Dopiero urodziła i już wróciła do śniadaniówki TVP. Nie wytrzymała napięcia?
Aleksandra Grysz jest jedną z nowych gwiazd TVP. Młoda prezenterka prowadzi "Pytanie na śniadanie" w TVP2, ale ostatnio musiała sobie zrobić przerwę z powodu ciąży i narodzin syna Aleksandra. Jednak trzy tygodnie po porodzie Grysz znów pojawiła się w prowadzonym przez siebie programie. Czy wraca do pracy?
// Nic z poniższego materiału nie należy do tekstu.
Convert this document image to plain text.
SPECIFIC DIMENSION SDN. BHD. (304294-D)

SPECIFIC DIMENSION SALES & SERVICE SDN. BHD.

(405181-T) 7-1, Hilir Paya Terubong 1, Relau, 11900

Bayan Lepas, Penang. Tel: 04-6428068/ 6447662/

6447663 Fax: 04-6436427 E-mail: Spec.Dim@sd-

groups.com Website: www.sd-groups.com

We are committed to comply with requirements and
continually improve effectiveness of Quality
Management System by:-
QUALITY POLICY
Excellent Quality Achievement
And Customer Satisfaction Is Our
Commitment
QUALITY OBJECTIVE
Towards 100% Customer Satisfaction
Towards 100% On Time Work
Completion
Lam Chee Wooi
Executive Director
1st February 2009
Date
Grysz od dłuższego czasu nie pojawiła się w „Pytaniu na śniadanie”. Widzowie mogli zobaczyć ją w śniadaniówce TVP ostatni raz 14 lipca. Wtedy dziennikarka pożegnała się z fanami na swoim profilu na Instagramie. Zapowiedziała przy tym, że wróci na wizję. Ale nikt nie spodziewał się, że nastąpi to zaraz po urodzeniu dziecka.
"Urodzi się nowa Ola"
- Ostatni program przed porodem… Naprawdę nie sądziłam, że ten dzień będzie dla mnie aż tak emocjonujący. Tymczasem pierwszy raz w życiu popłakałam się na antenie i chyba nie miały z tym nic wspólnego ciążowe hormony. Smutek i tęsknota, że znikam na moment z anteny to jedno. Drugie- i najważniejsze- że wrócę już do Was jako zupełnie inna osoba. Razem z narodzinami synka, urodzi się nowa Ola i to w tym wszystkim porusza mnie najbardziej. Nie mówię do widzenia, tylko do zobaczenia - wierzę, że niedługo – pisała Grysz w lipcu na Instagramie.
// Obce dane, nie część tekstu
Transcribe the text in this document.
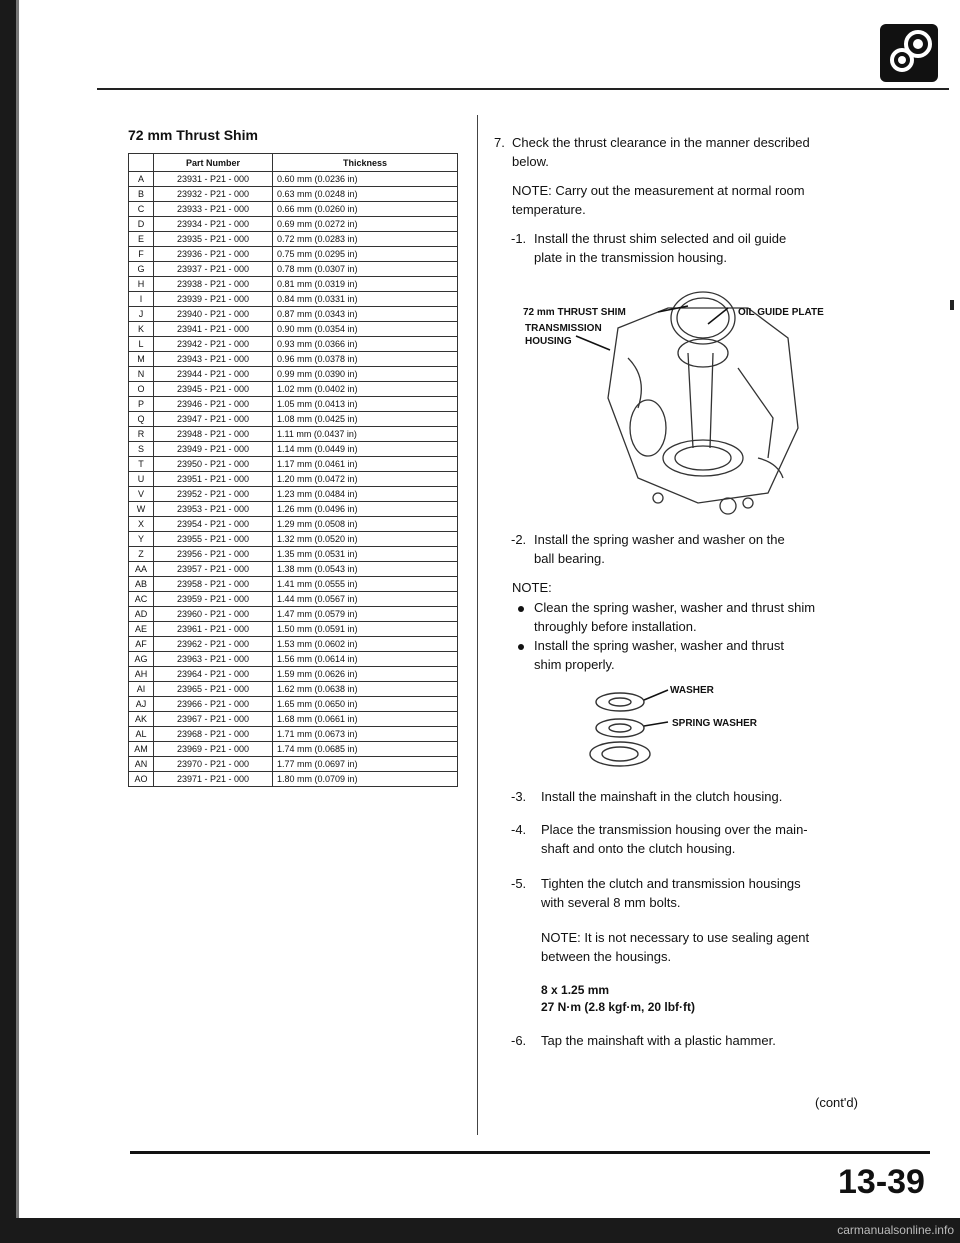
72 mm Thrust Shim
	Part Number	Thickness
A	23931 - P21 - 000	0.60 mm (0.0236 in)
B	23932 - P21 - 000	0.63 mm (0.0248 in)
C	23933 - P21 - 000	0.66 mm (0.0260 in)
D	23934 - P21 - 000	0.69 mm (0.0272 in)
E	23935 - P21 - 000	0.72 mm (0.0283 in)
F	23936 - P21 - 000	0.75 mm (0.0295 in)
G	23937 - P21 - 000	0.78 mm (0.0307 in)
H	23938 - P21 - 000	0.81 mm (0.0319 in)
I	23939 - P21 - 000	0.84 mm (0.0331 in)
J	23940 - P21 - 000	0.87 mm (0.0343 in)
K	23941 - P21 - 000	0.90 mm (0.0354 in)
L	23942 - P21 - 000	0.93 mm (0.0366 in)
M	23943 - P21 - 000	0.96 mm (0.0378 in)
N	23944 - P21 - 000	0.99 mm (0.0390 in)
O	23945 - P21 - 000	1.02 mm (0.0402 in)
P	23946 - P21 - 000	1.05 mm (0.0413 in)
Q	23947 - P21 - 000	1.08 mm (0.0425 in)
R	23948 - P21 - 000	1.11 mm (0.0437 in)
S	23949 - P21 - 000	1.14 mm (0.0449 in)
T	23950 - P21 - 000	1.17 mm (0.0461 in)
U	23951 - P21 - 000	1.20 mm (0.0472 in)
V	23952 - P21 - 000	1.23 mm (0.0484 in)
W	23953 - P21 - 000	1.26 mm (0.0496 in)
X	23954 - P21 - 000	1.29 mm (0.0508 in)
Y	23955 - P21 - 000	1.32 mm (0.0520 in)
Z	23956 - P21 - 000	1.35 mm (0.0531 in)
AA	23957 - P21 - 000	1.38 mm (0.0543 in)
AB	23958 - P21 - 000	1.41 mm (0.0555 in)
AC	23959 - P21 - 000	1.44 mm (0.0567 in)
AD	23960 - P21 - 000	1.47 mm (0.0579 in)
AE	23961 - P21 - 000	1.50 mm (0.0591 in)
AF	23962 - P21 - 000	1.53 mm (0.0602 in)
AG	23963 - P21 - 000	1.56 mm (0.0614 in)
AH	23964 - P21 - 000	1.59 mm (0.0626 in)
AI	23965 - P21 - 000	1.62 mm (0.0638 in)
AJ	23966 - P21 - 000	1.65 mm (0.0650 in)
AK	23967 - P21 - 000	1.68 mm (0.0661 in)
AL	23968 - P21 - 000	1.71 mm (0.0673 in)
AM	23969 - P21 - 000	1.74 mm (0.0685 in)
AN	23970 - P21 - 000	1.77 mm (0.0697 in)
AO	23971 - P21 - 000	1.80 mm (0.0709 in)
7. Check the thrust clearance in the manner described
below.
NOTE: Carry out the measurement at normal room
temperature.
-1. Install the thrust shim selected and oil guide
plate in the transmission housing.
72 mm THRUST SHIM	OIL GUIDE PLATE
TRANSMISSION
HOUSING
-2. Install the spring washer and washer on the
ball bearing.
NOTE:
Clean the spring washer, washer and thrust shim
throughly before installation.
Install the spring washer, washer and thrust
shim properly.
WASHER
SPRING WASHER
-3. Install the mainshaft in the clutch housing.
-4. Place the transmission housing over the main-
shaft and onto the clutch housing.
-5. Tighten the clutch and transmission housings
with several 8 mm bolts.
NOTE: It is not necessary to use sealing agent
between the housings.
8 x 1.25 mm
27 N·m (2.8 kgf·m, 20 lbf·ft)
-6. Tap the mainshaft with a plastic hammer.
(cont'd)
13-39
carmanualsonline.info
Aleksandra Grysz prywatnie jest ukochaną Tomka Tylickiego i to właśnie z nim ma syna Aleksandra. Kiedy gwiazda pojawiła się w środę 21 sierpnia o poranku na antenie TVP, wśród fanów programu zawrzało. Szybko jednak wyszło na jaw, że Grysz zjawiła się w prowadzonej przez siebie śniadaniówce w zupełnie nowej roli. Zostałą zaproszona przez kolegów do tej części programu, w której poruszono temat niebanalnego powiadamiania rodziny o ciąży.
"Tęskno bardzo"
- Kiedy 3 tygodnie po porodzie możesz wrócić do pracy w roli… gościa. Uwielbiam to miejsce i ludzi, którzy tu pracują. Tęskno bardzo, ale jak miło było zobaczyć ich choć na chwilę! Oglądaliście dzisiejsze @pytanienasniadanie? – cieszyła się Grysz na swoim profilu na Instagramie.
Widzowie "Pytania na śniadanie" zobaczyli, że szczęśliwa mama nie może powstrzymać łez, siadając znów na kanapie "swojej śniadaniówki". Kiedy Grysz wróci na wizję w roli prowadzącej na razie nie wiadomo.